雨男と言われた河合隼雄らしい季節を迎えました。

 

 

例年同様、河合隼雄の誕生日を期に、

この1年で出版された河合隼雄関連の本をご紹介します。

 

 

 

昨年9月に、日本でもよく読まれている2冊が、

中国語訳で新知三聯書店より出版されました。

〈物語と日本人の心〉コレクション(岩波現代文庫)の

『物語を生きるー今は昔、昔は今』と『神話の心理学ー現代人の生き方のヒント』の中国語訳本。

アジアに河合隼雄の思想が次々と紹介され続けています。

 

また先日6月15日に、『河合隼雄の幸福論』(PHP)が文庫化されました。

長らく絶版になっていた『しあわせ眼鏡』を解題して2014年に単行本で復刊したものの文庫化で、

新たなエピソードも加わって、より多くの方々に読んでもらえる形となりました。

河合隼雄の指南する幸福とは? 今こそ読みたい一冊です。

 

その他にも、多様な執筆陣とともに河合隼雄の論考や文章が収録された本も多数出版されました。

 

昨年12月に発刊された『1日1篇「人生を成功に導く」365人の言葉』(PHP出版)には、

河合隼雄の言葉が2日分とりあげられました。

1月15日は、「余裕を持って、「よい加減」に」の文が、

2月5日には、「決死の覚悟」についての文です。

いずれも人間関係、家族関係についてですが、

取り上げられている2つの内容が一見真逆、というのも河合隼雄らしいです。

 

今年1月19日に発刊された『つげ義春 賛江―偏愛エッセイ・評論集』(双葉社)には、

河合隼雄の評論「現代青年の感性(抄)」が収録されました。

豪華執筆陣の論考が一挙に集められた随筆集の中で、

河合隼雄がつげ義春さんの漫画『沼』の内向的感覚世界の表現をユング心理学の立場から分析。

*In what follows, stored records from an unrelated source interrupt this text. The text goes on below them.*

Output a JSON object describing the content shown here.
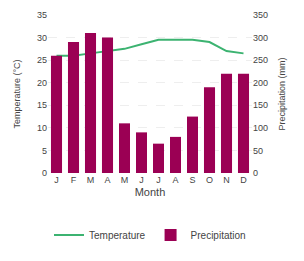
{
  "chart_data": {
    "type": "bar",
    "categories": [
      "J",
      "F",
      "M",
      "A",
      "M",
      "J",
      "J",
      "A",
      "S",
      "O",
      "N",
      "D"
    ],
    "xlabel": "Month",
    "ylabel": "Temperature (°C)",
    "y2label": "Precipitation (mm)",
    "series": [
      {
        "name": "Temperature",
        "type": "line",
        "color": "#3CB371",
        "values": [
          26.0,
          26.0,
          26.5,
          27.0,
          27.5,
          28.5,
          29.5,
          29.5,
          29.5,
          29.0,
          27.0,
          26.5
        ]
      },
      {
        "name": "Precipitation",
        "type": "bar",
        "color": "#9B0054",
        "axis": "y2",
        "values": [
          260,
          290,
          310,
          300,
          110,
          90,
          65,
          80,
          125,
          190,
          220,
          220
        ]
      }
    ],
    "ylim": [
      0,
      35
    ],
    "yticks": [
      0,
      5,
      10,
      15,
      20,
      25,
      30,
      35
    ],
    "y2lim": [
      0,
      350
    ],
    "y2ticks": [
      0,
      50,
      100,
      150,
      200,
      250,
      300,
      350
    ],
    "grid": true,
    "legend": "bottom"
  }
}
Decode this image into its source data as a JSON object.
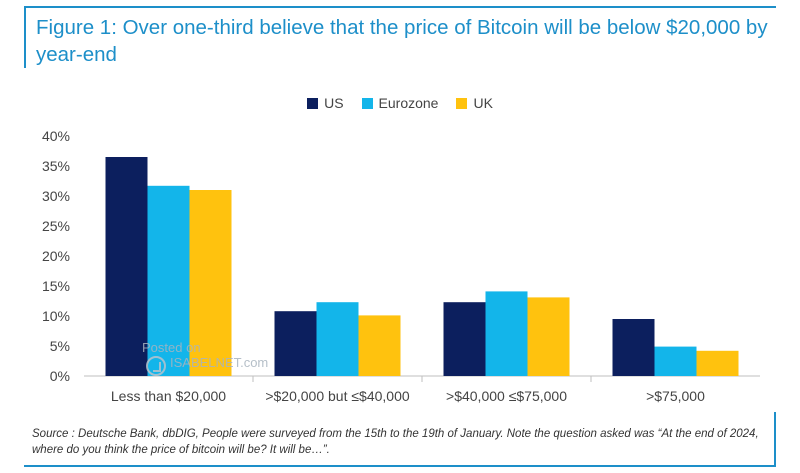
{
  "title": "Figure 1: Over one-third believe that the price of Bitcoin will be below $20,000 by year-end",
  "source": "Source : Deutsche Bank, dbDIG, People were surveyed from the 15th to the 19th of January. Note the question asked was “At the end of 2024, where do you think the price of bitcoin will be? It will be…”.",
  "watermark": {
    "line1": "Posted on",
    "line2": "ISABELNET.com"
  },
  "colors": {
    "US": "#0c1f5e",
    "Eurozone": "#13b5ea",
    "UK": "#ffc20e",
    "accent": "#1d8fc9"
  },
  "chart_data": {
    "type": "bar",
    "categories": [
      "Less than $20,000",
      ">$20,000 but ≤$40,000",
      ">$40,000 ≤$75,000",
      ">$75,000"
    ],
    "series": [
      {
        "name": "US",
        "values": [
          36.5,
          10.8,
          12.3,
          9.5
        ]
      },
      {
        "name": "Eurozone",
        "values": [
          31.7,
          12.3,
          14.1,
          4.9
        ]
      },
      {
        "name": "UK",
        "values": [
          31.0,
          10.1,
          13.1,
          4.2
        ]
      }
    ],
    "ylim": [
      0,
      40
    ],
    "yticks": [
      "0%",
      "5%",
      "10%",
      "15%",
      "20%",
      "25%",
      "30%",
      "35%",
      "40%"
    ],
    "legend_position": "top-center",
    "grid": false
  }
}
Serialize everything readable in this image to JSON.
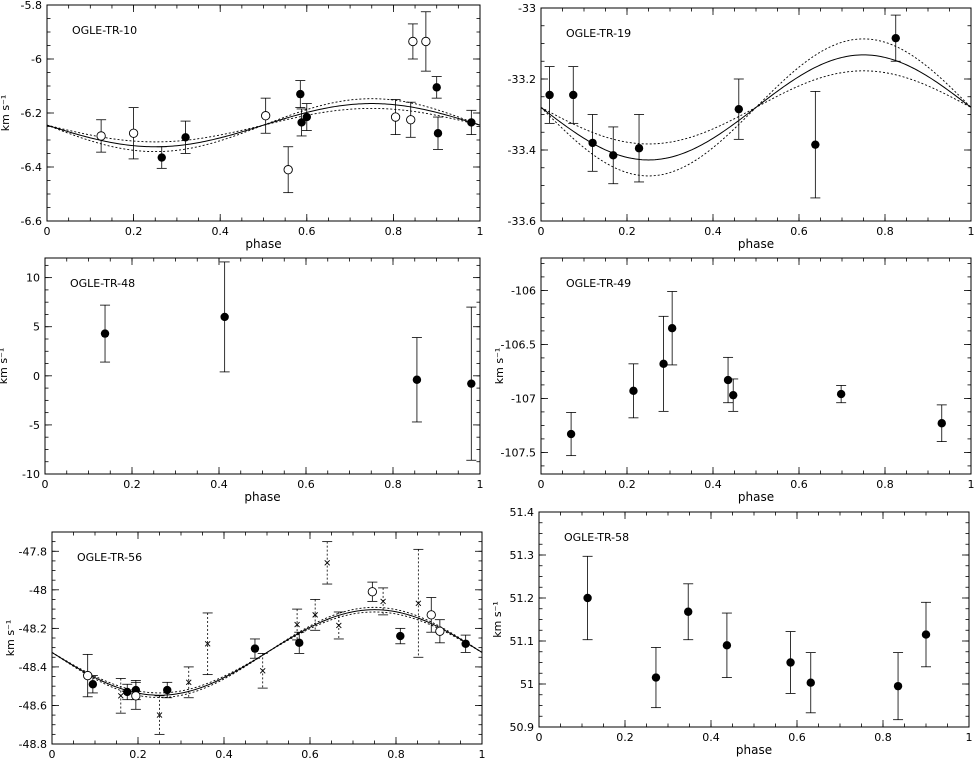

一方、大衆マンガの「元型的イメージの切り売り」をすでに厳しく指摘していました。

河合隼雄の漫画論として貴重な論考です。

 

今年2月20日に発刊された柳田邦男さん編著の

『最後まで生きるために〈上〉―わたしの死 あなたの死』(青海社)には、

河合隼雄の講演が再録されています。

2005年11月の第1回21世紀高野山医療フォーラムで「命の不思議」と題された講演です。

河合隼雄の晩年の「生と死について」の考えに触れる貴重な記録です。

これからも、河合隼雄の多様な思想が世界の、

現代日本のさまざまな人々に届きますように願ってやみません。

11月23日(祝)には、河合隼雄の十七回忌記念シンポジウムを予定しています。

詳細はまた追ってご案内いたします。